FOGOS CONTRÁRIOS

Naquele dia decidimos que a pescaria seria no Clube do Cascudinho, que fica no rio Ivinhema, afluente do Paraná, em Querência do Norte. Todos estavam necessitando de descanso, após tempos conturbados e difíceis. Foi a equipe de sempre: Diego,  Urtigão,  Dirceu,  Mandinho e eu.
        
Acontece que recém tinha acabado uma campanha política na cidade, e, na nossa turma, o único vencedor daquela disputa era o Mandinho. Os outros estavam derrotados e mordidos. O nosso candidato levara uma surra memorável, coitado, com uma diferença tão grande de votos que nunca havia acontecido antes. Ninguém imaginou que o nosso companheiro vencedor seria corajoso a tal ponto de enfrentar os quatro, com aqueles apetrechos que preparou para levar junto, às escondidas. A turma dele não perdia uma oportunidade para fazer gozações, humilhando os perdedores, e, ele, era um dos coordenadores na execução daquelas afrontas.
       
Durante toda a campanha política, os nossos adversários se diferenciaram pelo tipo de rojões que soltavam a qualquer hora e sem nenhuma economia. Nós odiávamos aqueles procedimentos. Eles pipocavam nos quatro cantos da cidade e eram de um tipo que tinha três tiros que explodiam seguidos, depois vinha um quarto que subia riscando o céu e estourava lá no alto, com um espaço de tempo maior e provocando um barulho que estremecia o céu. Somente os nossos adversários políticos espocavam aqueles rojões.
        
Pois naquele dia, quando todas as tralhas de pesca já estavam no barco e nos preparávamos para deixar o porto, aconteceu o primeiro incidente. O Mandinho, retirando de uma caixa que ninguém havia notado, pegou um daqueles foguetes, acendeu-o rapidamente e os três tiros saíram explodindo no meio do rio, rompendo aquele silêncio. Logo depois o rojão. Inicialmente, nos espantamos pegos de surpresa, mas depois...
        
Eu estava ao piloto e meu primeiro impulso foi retornar ao porto. Após um repentino e geral desconforto, o Daniel localizou a caixa, que fora recém-aberta, e ainda continha cinco foguetes que certamente seriam acionados no percurso. Retirou-os daquele invólucro e foi jogando um a um na água. Estava enfurecido e satisfeito observando aqueles cartuchos que boiando desciam o rio. Estes não explodem mais, comentou. 
        
O Mandinho, inalterado, em pé, no meio do barco, ria. Os quatro pareciam perplexos com tal atrevimento, mas acharam que tudo havia terminado. Ele tivera também o seu castigo, pensavam todos.       
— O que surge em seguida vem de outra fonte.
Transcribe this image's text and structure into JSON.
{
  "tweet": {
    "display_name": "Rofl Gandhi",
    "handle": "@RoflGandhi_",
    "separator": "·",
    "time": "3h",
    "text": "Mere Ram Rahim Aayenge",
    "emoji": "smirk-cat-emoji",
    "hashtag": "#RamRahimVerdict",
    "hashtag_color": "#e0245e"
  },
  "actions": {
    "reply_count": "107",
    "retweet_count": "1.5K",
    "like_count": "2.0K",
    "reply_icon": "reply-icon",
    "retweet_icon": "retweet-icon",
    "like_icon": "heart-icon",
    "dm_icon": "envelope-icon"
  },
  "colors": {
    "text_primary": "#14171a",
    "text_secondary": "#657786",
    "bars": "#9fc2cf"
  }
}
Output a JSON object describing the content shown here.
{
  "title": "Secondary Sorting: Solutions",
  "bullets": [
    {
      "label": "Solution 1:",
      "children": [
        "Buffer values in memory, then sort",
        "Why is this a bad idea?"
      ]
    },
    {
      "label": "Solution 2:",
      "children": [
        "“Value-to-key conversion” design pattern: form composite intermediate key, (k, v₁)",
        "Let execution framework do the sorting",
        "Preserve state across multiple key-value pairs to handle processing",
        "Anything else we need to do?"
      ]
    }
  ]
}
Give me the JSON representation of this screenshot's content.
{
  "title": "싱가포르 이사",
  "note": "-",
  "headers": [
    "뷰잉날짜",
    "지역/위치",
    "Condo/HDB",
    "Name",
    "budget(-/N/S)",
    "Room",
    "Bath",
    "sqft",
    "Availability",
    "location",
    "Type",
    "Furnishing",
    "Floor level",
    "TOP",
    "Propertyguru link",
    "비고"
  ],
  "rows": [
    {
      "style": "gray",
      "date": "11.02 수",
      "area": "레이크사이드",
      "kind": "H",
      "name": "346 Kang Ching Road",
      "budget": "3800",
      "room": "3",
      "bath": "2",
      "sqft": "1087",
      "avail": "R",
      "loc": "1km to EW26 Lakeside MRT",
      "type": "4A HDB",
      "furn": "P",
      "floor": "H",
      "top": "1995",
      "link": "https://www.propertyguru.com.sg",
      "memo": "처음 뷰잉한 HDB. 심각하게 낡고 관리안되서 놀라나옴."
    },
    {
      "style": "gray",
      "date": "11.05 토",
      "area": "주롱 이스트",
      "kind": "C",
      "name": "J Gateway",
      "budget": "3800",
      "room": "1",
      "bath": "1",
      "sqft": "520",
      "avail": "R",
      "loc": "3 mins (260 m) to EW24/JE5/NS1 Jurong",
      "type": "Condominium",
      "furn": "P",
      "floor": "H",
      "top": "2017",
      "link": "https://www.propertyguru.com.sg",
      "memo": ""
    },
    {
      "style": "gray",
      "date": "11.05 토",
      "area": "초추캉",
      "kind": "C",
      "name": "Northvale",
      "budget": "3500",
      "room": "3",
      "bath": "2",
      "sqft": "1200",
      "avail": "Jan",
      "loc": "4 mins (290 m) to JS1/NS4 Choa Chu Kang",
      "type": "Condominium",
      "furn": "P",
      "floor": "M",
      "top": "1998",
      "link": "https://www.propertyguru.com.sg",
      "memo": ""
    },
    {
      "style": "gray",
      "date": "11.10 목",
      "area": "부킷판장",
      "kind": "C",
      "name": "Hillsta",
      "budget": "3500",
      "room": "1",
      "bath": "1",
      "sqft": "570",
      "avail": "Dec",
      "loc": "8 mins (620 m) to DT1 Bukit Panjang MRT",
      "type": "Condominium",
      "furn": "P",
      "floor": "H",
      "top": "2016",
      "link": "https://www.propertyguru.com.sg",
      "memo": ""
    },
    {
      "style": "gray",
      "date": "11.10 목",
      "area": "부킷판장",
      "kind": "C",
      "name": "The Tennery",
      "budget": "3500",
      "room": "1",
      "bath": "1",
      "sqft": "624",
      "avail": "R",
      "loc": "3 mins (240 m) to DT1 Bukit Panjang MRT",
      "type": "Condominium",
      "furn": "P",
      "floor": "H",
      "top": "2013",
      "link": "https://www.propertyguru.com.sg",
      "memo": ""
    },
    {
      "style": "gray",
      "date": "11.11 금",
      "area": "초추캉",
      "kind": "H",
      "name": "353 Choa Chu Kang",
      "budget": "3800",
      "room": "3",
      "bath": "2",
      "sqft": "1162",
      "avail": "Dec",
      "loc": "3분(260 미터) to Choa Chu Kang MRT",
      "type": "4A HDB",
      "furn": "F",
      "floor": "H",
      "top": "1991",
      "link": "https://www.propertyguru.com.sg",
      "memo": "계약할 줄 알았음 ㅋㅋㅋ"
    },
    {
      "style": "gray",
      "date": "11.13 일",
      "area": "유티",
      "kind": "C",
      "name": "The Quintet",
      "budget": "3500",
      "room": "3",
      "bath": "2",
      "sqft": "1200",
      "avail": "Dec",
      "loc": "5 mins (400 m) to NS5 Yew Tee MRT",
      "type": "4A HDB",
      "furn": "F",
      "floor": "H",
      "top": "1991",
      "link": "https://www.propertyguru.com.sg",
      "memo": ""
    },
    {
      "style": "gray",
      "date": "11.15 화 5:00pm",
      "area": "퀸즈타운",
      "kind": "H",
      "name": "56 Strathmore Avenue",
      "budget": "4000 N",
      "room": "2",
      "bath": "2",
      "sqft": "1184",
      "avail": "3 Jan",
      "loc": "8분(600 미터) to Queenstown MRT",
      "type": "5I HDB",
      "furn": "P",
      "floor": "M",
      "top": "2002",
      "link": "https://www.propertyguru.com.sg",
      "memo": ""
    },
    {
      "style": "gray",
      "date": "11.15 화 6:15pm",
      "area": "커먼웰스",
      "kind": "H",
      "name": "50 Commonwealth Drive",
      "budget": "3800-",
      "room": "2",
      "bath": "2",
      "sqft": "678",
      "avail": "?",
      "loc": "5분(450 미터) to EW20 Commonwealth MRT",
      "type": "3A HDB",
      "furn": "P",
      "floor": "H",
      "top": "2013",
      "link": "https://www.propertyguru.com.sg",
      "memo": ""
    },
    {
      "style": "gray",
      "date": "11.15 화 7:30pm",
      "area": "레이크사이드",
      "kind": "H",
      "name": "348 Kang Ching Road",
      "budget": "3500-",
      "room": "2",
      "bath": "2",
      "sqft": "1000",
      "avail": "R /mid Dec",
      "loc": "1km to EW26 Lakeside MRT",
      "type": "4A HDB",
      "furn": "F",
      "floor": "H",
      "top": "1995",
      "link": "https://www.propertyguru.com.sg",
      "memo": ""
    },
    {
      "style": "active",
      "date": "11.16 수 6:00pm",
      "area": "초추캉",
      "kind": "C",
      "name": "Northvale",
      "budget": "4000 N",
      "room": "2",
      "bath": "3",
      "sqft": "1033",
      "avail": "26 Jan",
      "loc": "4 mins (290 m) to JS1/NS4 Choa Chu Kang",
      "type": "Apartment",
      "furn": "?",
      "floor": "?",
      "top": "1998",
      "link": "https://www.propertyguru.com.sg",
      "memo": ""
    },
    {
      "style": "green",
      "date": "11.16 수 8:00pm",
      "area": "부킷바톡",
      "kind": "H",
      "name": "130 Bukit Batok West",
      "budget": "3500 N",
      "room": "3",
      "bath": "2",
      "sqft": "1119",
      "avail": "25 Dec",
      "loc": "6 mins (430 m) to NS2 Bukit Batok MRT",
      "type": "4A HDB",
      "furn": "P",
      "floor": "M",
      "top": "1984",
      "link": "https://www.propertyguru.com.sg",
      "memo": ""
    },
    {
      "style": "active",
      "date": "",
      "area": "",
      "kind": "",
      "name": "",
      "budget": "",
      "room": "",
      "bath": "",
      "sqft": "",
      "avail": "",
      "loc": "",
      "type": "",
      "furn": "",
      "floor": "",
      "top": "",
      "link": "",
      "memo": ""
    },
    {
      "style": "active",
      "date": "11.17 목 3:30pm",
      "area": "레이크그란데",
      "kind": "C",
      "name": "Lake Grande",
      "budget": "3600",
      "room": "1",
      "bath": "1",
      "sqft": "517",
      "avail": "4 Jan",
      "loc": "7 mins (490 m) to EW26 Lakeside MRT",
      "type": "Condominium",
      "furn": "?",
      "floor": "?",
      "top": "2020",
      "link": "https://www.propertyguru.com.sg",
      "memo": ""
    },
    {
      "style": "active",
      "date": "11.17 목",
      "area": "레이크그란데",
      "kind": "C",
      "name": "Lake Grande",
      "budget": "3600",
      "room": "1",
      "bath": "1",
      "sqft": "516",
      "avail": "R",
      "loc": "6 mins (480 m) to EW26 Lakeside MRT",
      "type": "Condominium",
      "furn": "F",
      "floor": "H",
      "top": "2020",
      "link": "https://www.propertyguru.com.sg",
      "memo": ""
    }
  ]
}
Prosseguiram a viagem em silêncio, subindo o Paranazão, rumo ao Cascudinho, aonde chegaram duas horas depois. 
        
Alimentando conversas chochas entre uma cerveja e outra, assim permanecemos até quando o nosso adversário político decidiu aprontar mais uma. Naquele momento, os cinco estavam reunidos na parte de baixo da construção e já passava das vinte e três horas. O Mandinho ligou um aparelho de som e colocou uma fita cassete que regulou num som bem alto, para que escutássemos sem qualquer esforço. Era um discurso do Requião - à época Governador do Paraná -, que estivera em Querência do Norte num dos nossos comícios para ajudar o candidato. Nessa fala o governador prometia que se o nosso candidato fosse eleito ele iria construir mil casas populares e doá-las aos necessitados da cidade. Pois ele havia gravado o discurso e colocava ali para que escutássemos.
        
Ora..., prometer mil casas populares para uma cidade  como aquela, significava que seria preciso trazer gente de outros lugares para morar ali e indicava um total desconhecimento do governador em relação à situação da cidade, que nos deixava envergonhados. Deduzimos que aquela promessa, em vez de ajudar, havia prejudicado, tornando-se motivo de gozações de nossos contendores. 
        
Pois o Mandinho repetiu o discurso até quando lhe foi pedido para que parasse com aquele atrevimento. Aquilo não passava de uma desfeita dele, achávamos! Ria sem dizer uma palavra, gargalhando sem controle, com o dedo indicador sobre a tecla que comandava a repetição.
        
Foi quando parti para o aparelho. Retirei a fita cassete e a arremessei para o meio do rio Ivinhema. 

        
Não pegamos peixes, e foi a última pescaria da equipe, que, abatida com os acontecimentos, antecipou o retorno.